Tuesday, December 07, 2004
( 9:12 AM ) Rebecca
Ouch! The archive scrub has begun! The original breakup of Breakup Babe is slowly but surely disappearing. (But many more will stay, so never fear!)
The first entry I deleted - oh, it practically killed me. My baby! It was the young heartbroken me pouring my soul out onto this blog, not knowing if anyone would listen or care, knowing only that it made me feel better to *eviscerate* the man who had eviscerated moi. (Revenge. It's so sweet, isn't it?)
After the first one, it got easier. Not only did I delete him, I deleted her. Oh yes, my catty rants -- all gone! It will all be in the book - of course (heh heh) - but for now the L. twins have made their shuffling departure from Breakup Babe. Bah-bye. Sniff.
In other news, what else can I tell you about the Great Publishing Journey? OK - here's a tip. Do you want to get published?
Write every day.
You've heard that one before, I know. But it takes a long time to sink in. In my long and not-so-storied writing career, it wasn't until a year ago, when I did Nanowrimo that I got into the habit of writing every. single. day. I had to, to get that damn book done in a month.

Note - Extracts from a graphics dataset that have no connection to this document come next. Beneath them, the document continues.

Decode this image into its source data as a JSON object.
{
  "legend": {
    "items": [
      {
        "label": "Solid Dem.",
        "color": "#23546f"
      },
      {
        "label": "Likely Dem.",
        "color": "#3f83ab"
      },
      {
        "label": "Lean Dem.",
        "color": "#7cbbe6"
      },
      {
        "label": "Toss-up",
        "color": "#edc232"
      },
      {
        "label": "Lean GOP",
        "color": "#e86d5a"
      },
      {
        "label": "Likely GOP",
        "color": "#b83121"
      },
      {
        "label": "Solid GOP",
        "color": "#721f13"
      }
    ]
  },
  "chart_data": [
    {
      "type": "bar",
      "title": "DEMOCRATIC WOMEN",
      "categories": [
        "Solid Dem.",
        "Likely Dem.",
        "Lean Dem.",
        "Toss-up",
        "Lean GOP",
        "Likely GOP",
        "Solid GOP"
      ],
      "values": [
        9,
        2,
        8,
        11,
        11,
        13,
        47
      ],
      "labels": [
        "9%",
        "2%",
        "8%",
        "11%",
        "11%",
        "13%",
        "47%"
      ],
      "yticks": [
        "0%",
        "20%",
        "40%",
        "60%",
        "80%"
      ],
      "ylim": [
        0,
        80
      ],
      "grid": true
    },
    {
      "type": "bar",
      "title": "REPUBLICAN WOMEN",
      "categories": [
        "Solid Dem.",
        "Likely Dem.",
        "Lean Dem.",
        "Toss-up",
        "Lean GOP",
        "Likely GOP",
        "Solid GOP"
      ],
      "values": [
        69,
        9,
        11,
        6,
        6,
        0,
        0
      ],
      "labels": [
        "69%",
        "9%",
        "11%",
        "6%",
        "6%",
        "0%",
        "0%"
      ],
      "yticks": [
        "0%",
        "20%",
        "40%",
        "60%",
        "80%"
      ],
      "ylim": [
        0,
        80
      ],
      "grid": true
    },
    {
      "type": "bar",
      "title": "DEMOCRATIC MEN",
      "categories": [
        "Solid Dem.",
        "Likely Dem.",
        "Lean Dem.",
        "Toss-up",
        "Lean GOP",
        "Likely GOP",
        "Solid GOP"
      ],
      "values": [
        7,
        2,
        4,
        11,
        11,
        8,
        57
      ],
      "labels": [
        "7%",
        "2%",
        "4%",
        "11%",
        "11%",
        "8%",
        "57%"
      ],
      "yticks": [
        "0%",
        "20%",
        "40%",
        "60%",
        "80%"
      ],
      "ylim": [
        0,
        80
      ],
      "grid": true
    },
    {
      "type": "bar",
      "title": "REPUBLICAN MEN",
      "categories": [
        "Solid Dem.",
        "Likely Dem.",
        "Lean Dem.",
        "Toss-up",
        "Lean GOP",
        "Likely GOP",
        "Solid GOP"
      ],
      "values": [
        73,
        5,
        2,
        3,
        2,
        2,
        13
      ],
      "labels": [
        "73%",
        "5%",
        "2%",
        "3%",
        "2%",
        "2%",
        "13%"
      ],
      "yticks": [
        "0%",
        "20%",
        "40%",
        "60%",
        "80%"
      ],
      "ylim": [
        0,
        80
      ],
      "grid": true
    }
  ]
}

I'd been relatively disciplined before. Writing a few times a week. But writing every day was a whole new thing. It got into my blood. It became a habit. I couldn't live without it. And I got shit DONE. Oh sure, I didn't excercise quite as much (though I did manage to slip a little climb up Mt. Rainier in there, thank you very much), or get to work at the crack of dawn, but mostly everything fell into place because I was doing the one thing I wanted to do most, and I was doing it every day.
Even this description makes it sound too easy. It took me years to GET to the point where I had the confidence to write at all. I spent many post-college years mooning about, wishing I were writing and not doing a damn thing about it.
More on how I got that confidence later. Hey - that was the subject of my first book - which is NEVER gonna get sold!
Oh, that's another tip: write that first-never-to-be-published book and get it out of the way.
(Hey, that sounds bleak. I didn't mean it to. Encouragement will be forthcoming, I swear.)